When you drive into Givry, an old, faded sign on the road announces you are entering the cru that was once the preferred drink of King Henri IV of France. While the sign harkens back to a glory the village knew five centuries ago, modern times haven’t been so kind. In the 1970s, to buck a trend of quantity rather than quality, a few vignerons decided to turn back the clock. Led by François Lumpp, they began a long process of replanting abandoned slopes, cutting yields, farming responsibly, and putting arduous effort into once again making Givry a grand vin. The rest, as they say, is history. This bottling contains a lot of ripe fruit (we are in southern Burgundy, after all), but it also has a sheen, sharpness, and smartness, possibly due to this parcel’s high limestone and marl content—a unique identity you would expect from a unique cru.
In the late 1970s, François Lumpp and his brother inherited their family property, located in the Côte Chalonnaise. In 1991 he founded his own label with his wife, Isabelle. Using sélection massale cuttings, François developed his domaine around Givry's best premier cru sites, which, as in most of the Côte d’Or, are situated on the mid to upper level slopes of the rolling hillsides. The Lumpp domaine is an especially good fit here at KLWM because it embodies exactly what we look for in Burgundy: a true vigneron in a specific village. Every wine François makes is from Givry, from vineyards that he planted and nurtured himself–something that is exceedingly rare in Burgundy today, and will become more and more so over time.
In eastern central France, Burgundy is nestled between the wine regions of Champagne to the north, the Jura to the east, the Loire to the west, and the Rhône to the south. This is the terroir par excellence for producing world-class Pinot Noir and Chardonnay.
The southeast-facing hillside between Dijon in the north and Maranges in the south is known as the Côte d’Or or “golden slope.” The Côte d’Or comprises two main sections, both composed of limestone and clay soils: the Côte de Nuits in the northern sector, and the Côte de Beaune in the south. Both areas produce magnificent whites and reds, although the Côte de Beaune produces more white wine and the Côte de Nuits more red.
Chablis is Burgundy’s northern outpost, known for its flinty and age-worthy Chardonnays planted in Kimmeridgian limestone on an ancient seabed. Vézelay is a smaller area south of Chablis with similar qualities, although the limestone there is not Kimmeridgian.

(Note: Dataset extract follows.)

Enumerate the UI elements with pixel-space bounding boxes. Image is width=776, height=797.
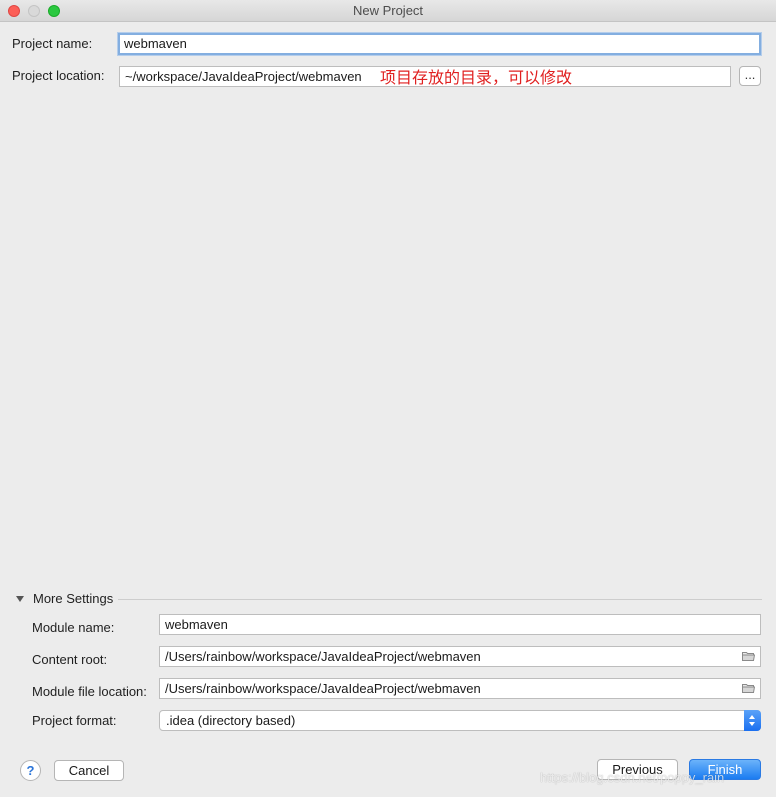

To the south of the Côte de Beaune, the Côte Chalonnaise extends from Chagny on its northern end, down past Chalon-sur-Saône and encompasses the appellations of Bouzeron in the north, followed by Rully, Mercurey, Givry, and Montagny.
Directly south of the Chalonnaise begins the Côte Mâconnais, which extends south past Mâcon to the hamlets of Fuissé, Vinzelles, Chaintré, and Saint-Véran. The Mâconnais is prime Chardonnay country and contains an incredible diversity of soils.
For the wines that I buy I insist that the winemaker leave them whole, intact. I go into the cellars now and select specific barrels or cuvées, and I request that they be bottled without stripping them with filters or other devices. This means that many of our wines will arrive with a smudge of sediment and will throw a more important deposit as time goes by, It also means the wine will taste better.